О тотальном «внутренничестве» идеологических органов стаи (печать, эстрада, кинематограф и т. п.) можно судить хотя бы по сплошь еврейским фамилиям авторов брошюрок одного только плодовитого дарвинистского общества «Знание» (кстати, почти все его состарившиеся авторы-атеисты после того, как открыли границы Союза, перебрались в Израиль и монолитно стали тамзаконоучителями иудаизма — это исторический факт). Севела, как раз и живший в этой многочисленной еврейской среде оплачиваемых вождями идеологов, приводит следующий пример, показывающий, насколько всеохватывающа была деятельность этого органа стаи.
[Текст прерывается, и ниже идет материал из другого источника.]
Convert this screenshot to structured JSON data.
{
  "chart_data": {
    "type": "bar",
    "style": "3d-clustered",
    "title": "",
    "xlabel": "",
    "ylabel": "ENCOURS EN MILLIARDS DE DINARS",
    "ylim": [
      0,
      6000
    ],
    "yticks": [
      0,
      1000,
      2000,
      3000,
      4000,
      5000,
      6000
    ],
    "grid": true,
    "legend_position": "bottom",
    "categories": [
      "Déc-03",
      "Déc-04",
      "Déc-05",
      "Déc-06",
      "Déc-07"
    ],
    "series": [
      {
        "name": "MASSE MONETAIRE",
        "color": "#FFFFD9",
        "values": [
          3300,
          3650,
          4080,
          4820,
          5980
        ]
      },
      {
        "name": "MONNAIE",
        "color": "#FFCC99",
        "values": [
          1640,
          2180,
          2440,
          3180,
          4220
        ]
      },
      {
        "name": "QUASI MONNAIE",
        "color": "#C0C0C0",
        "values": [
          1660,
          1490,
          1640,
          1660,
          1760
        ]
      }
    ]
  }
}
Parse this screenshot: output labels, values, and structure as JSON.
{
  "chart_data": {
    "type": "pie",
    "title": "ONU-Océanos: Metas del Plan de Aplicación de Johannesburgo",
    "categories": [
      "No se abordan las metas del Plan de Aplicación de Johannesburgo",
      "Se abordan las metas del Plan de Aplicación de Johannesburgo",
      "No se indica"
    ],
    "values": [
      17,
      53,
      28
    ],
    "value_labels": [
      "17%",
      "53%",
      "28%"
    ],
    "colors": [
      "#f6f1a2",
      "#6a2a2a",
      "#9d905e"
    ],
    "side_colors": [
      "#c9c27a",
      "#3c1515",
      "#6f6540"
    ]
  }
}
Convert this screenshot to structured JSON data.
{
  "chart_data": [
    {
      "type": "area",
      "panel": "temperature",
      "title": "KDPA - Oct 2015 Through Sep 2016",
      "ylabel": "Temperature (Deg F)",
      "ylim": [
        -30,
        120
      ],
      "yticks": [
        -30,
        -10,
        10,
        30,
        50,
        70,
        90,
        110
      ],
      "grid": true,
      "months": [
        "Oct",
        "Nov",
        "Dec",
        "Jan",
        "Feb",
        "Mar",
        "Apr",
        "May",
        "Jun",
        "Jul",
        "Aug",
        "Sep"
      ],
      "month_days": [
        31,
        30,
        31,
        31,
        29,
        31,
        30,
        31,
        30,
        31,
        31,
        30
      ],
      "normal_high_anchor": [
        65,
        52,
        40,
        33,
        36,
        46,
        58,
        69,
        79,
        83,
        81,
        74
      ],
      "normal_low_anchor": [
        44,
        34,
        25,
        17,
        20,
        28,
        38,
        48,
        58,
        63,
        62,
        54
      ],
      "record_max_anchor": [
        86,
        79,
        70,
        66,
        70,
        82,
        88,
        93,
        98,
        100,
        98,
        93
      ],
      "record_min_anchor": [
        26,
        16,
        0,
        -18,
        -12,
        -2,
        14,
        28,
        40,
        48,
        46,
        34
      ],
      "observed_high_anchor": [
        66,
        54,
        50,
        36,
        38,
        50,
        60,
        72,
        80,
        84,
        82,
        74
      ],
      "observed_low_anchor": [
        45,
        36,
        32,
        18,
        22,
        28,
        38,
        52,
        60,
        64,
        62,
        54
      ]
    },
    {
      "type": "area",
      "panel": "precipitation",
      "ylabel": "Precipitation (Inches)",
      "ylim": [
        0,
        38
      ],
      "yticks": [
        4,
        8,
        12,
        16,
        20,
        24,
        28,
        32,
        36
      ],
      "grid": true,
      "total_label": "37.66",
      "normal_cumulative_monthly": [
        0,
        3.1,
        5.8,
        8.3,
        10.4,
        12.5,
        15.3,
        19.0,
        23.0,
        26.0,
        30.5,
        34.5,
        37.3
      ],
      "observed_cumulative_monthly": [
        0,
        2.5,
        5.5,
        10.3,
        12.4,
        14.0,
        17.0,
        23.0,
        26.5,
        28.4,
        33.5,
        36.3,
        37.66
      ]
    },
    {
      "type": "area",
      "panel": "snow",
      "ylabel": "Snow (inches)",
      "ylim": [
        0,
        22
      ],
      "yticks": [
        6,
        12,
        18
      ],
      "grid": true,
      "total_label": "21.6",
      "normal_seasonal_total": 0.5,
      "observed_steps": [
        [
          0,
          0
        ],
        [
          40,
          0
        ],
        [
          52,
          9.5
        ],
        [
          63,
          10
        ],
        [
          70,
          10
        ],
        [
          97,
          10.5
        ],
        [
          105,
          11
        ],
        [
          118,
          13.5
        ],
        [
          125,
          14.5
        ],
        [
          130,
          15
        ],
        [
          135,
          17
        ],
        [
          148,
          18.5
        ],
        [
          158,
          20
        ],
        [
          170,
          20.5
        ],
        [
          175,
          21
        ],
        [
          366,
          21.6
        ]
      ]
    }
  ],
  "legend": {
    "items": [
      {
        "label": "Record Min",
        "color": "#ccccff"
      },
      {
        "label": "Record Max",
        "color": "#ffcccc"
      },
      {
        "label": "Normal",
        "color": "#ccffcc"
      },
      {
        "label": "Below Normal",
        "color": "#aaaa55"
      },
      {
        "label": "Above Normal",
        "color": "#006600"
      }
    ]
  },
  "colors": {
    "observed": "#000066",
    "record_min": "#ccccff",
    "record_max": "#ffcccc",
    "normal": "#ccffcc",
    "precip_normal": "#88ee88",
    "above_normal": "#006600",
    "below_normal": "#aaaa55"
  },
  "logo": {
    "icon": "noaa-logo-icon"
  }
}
Скажем, надо было в очередной раз подтвердить верность учения Маркса и Энгельса о нациях. Для этого где-нибудь в тундре разыскивали оленевода, принадлежащего к неизвестной народности, не имеющей письменности и прочих признаков культуры. Поскольку этому оленеводу письменность вместе с фольклором, тем более музыкальным, была совершенно не нужна и заставить его «вспомнить» то, что непременно присутствовало только в бредовых относительно этого оленевода видениях Маркса-Энгельса, не удавалось, то от лица оленевода фольклор «вспоминали» — во всеуслышанье на всю страну — идеологи. И получалось убедительно. Убедительными же перед публикой, как известно, получается быть только некрофилам, ненавидящим и презирающим свою аудиторию.